Esta posibilidad la encontramos en recientes palabras del presidente Arce, cuando afirmaba: “a partir de diálogos sinceros podemos superar lo que nos separa y priorizar lo que nos une. Estamos seguros que más temprano que tarde se rectificará la injusticia de nuestro enclaustramiento y reconstruiremos nuestra relación ancestral y soberana con los mares. Derecho con el que nacimos como Bolivia y al que nunca renunciaremos”.
En 2006, Chile otorgó a Bolivia arancel cero (0) a todos los productos bolivianos, con excepción de los productos sujetos a bandas de precios. Por reciprocidad el país debe mejorar el acceso de productos chilenos al mercado de Bolivia. En la actualidad solo 376 ítems arancelarios están beneficiados por las preferencias arancelarias.
En los últimos 15 años, el intercambio comercial entre ambos países pasó de 516 millones de dólares en 2003 a 1.248 millones de dólares en 2018. Los principales productos importados de Chile son gasolina y diésel, medicamentos, alimentos e insumos para la industria.
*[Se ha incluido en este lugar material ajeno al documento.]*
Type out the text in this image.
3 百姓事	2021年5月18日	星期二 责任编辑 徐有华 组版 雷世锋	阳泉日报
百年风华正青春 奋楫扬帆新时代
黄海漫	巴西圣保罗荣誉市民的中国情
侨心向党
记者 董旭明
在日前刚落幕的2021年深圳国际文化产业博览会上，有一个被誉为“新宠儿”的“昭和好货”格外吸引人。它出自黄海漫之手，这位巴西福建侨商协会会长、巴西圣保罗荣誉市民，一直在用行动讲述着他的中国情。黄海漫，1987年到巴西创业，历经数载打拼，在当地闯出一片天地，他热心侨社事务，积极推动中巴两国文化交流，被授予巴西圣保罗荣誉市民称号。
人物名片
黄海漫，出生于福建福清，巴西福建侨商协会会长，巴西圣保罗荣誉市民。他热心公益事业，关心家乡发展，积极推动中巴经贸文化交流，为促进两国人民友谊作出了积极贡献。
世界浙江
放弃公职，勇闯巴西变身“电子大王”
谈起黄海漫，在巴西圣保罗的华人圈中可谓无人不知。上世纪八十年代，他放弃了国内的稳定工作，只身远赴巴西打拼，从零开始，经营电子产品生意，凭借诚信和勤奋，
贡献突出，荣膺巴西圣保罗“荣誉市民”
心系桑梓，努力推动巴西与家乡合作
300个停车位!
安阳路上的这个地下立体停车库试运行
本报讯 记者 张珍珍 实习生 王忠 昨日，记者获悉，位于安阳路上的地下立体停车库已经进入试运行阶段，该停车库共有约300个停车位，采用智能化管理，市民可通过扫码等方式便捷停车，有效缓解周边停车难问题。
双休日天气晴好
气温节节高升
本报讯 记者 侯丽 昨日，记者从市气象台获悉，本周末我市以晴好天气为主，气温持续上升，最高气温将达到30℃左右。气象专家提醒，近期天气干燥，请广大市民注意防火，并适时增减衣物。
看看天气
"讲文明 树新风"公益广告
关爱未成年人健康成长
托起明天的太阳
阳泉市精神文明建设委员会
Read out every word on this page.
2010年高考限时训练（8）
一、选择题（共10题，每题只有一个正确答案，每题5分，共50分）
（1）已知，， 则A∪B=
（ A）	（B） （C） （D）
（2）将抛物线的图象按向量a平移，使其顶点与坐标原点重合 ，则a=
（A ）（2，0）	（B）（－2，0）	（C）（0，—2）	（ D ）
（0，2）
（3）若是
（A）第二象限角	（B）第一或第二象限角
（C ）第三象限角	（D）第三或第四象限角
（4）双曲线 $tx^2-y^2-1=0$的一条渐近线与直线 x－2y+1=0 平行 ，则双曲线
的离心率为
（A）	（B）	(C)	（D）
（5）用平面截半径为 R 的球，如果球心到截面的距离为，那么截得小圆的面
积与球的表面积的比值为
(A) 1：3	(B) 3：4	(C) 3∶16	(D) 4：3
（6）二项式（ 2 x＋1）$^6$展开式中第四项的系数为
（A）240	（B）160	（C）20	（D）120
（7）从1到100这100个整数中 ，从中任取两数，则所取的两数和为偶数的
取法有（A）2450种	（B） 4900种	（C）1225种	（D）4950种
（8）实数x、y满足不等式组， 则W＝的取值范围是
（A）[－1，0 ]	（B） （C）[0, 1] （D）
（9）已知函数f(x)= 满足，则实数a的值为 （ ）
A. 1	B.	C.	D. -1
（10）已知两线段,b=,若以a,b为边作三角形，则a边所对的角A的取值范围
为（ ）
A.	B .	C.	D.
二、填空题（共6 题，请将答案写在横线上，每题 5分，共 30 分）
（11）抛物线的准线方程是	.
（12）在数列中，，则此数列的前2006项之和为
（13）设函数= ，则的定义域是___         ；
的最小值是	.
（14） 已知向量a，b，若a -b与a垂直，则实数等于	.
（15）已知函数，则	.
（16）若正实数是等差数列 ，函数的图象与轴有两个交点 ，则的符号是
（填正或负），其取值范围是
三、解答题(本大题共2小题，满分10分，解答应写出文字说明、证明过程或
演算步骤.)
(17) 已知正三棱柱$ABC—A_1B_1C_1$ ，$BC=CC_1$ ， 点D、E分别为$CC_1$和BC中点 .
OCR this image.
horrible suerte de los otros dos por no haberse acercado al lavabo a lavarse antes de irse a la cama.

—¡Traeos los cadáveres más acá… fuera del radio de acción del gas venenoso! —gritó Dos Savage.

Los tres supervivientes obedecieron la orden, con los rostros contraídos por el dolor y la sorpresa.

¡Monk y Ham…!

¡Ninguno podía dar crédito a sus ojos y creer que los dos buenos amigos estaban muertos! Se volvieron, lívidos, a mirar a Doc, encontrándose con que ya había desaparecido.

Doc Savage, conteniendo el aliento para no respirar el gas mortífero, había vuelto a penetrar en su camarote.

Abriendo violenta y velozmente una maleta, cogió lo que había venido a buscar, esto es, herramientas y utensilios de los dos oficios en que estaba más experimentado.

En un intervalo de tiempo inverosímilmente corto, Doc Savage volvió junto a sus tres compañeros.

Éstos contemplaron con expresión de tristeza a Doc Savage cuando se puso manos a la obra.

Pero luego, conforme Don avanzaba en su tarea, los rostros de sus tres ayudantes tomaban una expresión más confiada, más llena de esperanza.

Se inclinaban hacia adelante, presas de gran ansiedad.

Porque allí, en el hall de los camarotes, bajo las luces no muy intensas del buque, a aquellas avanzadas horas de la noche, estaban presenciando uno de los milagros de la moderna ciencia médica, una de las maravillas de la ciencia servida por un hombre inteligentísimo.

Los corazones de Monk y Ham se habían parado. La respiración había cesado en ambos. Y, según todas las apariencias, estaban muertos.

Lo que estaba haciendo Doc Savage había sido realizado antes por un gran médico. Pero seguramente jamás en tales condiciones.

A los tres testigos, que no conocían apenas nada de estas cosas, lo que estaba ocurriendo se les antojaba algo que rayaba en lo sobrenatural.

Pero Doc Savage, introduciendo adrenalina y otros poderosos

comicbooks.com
Los productos que Bolivia puede exportar a Chile son: torta de soya, harina, aceite de soya y girasol; sorgo; minerales; palmitos, café, cacao y quinua.
Todavía en la gestión del presidente Sebastián Piñera, en una reunión virtual, el canciller de Chile, Rodrigo Yáñez, expresó a la delegación boliviana la predisposición del gobierno chileno a firmar un acuerdo marco de cooperación para la lucha contra el contrabando.
Hace unos cuatro años escribía que, ante una eventual negociación bilateral sobre el tema marítimo, el país no debe encerrarse en una sola opción, sino presentar diversas posibilidades creativas para resolver la mediterraneidad. Entre algunas están:
– Arica tripartita.- Sugiere un área territorial donde Bolivia, Chile y Perú tengan presencia equitativa.
– Canje territorial.- De esta forma Chile no vería reducido su territorio y Bolivia tendría una salida al mar.
– Supremacía territorial.- Permitiría a Bolivia acceder a un territorio marítimo sin que Chile pierda la soberanía, sobre una franja de 3.400 Km, entre la Línea de la Concordia y el ferrocarril Arica-La Paz.
– Enclave con soberanía.- Plantea un enclave con soberanía en la comuna costera de Huara, Región de Tarapacá, junto a la quebrada de Tiliviche. Debe estar vinculado por vía férrea, viaductos y carreteras.
– Enclave sin soberanía.- La expresidenta chilena Bachelet consideró un enclave en la provincia Tarapacá, de unos 28 Km de costa, al sur de la quebrada de Camarones y el norte de Iquique, sin ceder soberanía a Bolivia.
No nos encasillemos en una idea fija para resolver el tema del mar para Bolivia. Busquemos soluciones imaginativas, como decía en una nota a principios de este año al citar como ejemplo dos casos: el Vaticano es un Estado dentro de una ciudad; Hong Kong llegó a tener un estatus especial alejado del modelo político y social del resto de China.

El autor es Economista, doctorado Ph.D. en Relaciones Internacionales y Académico de Número de la ABCE (Academia Boliviana de Ciencias Económicas).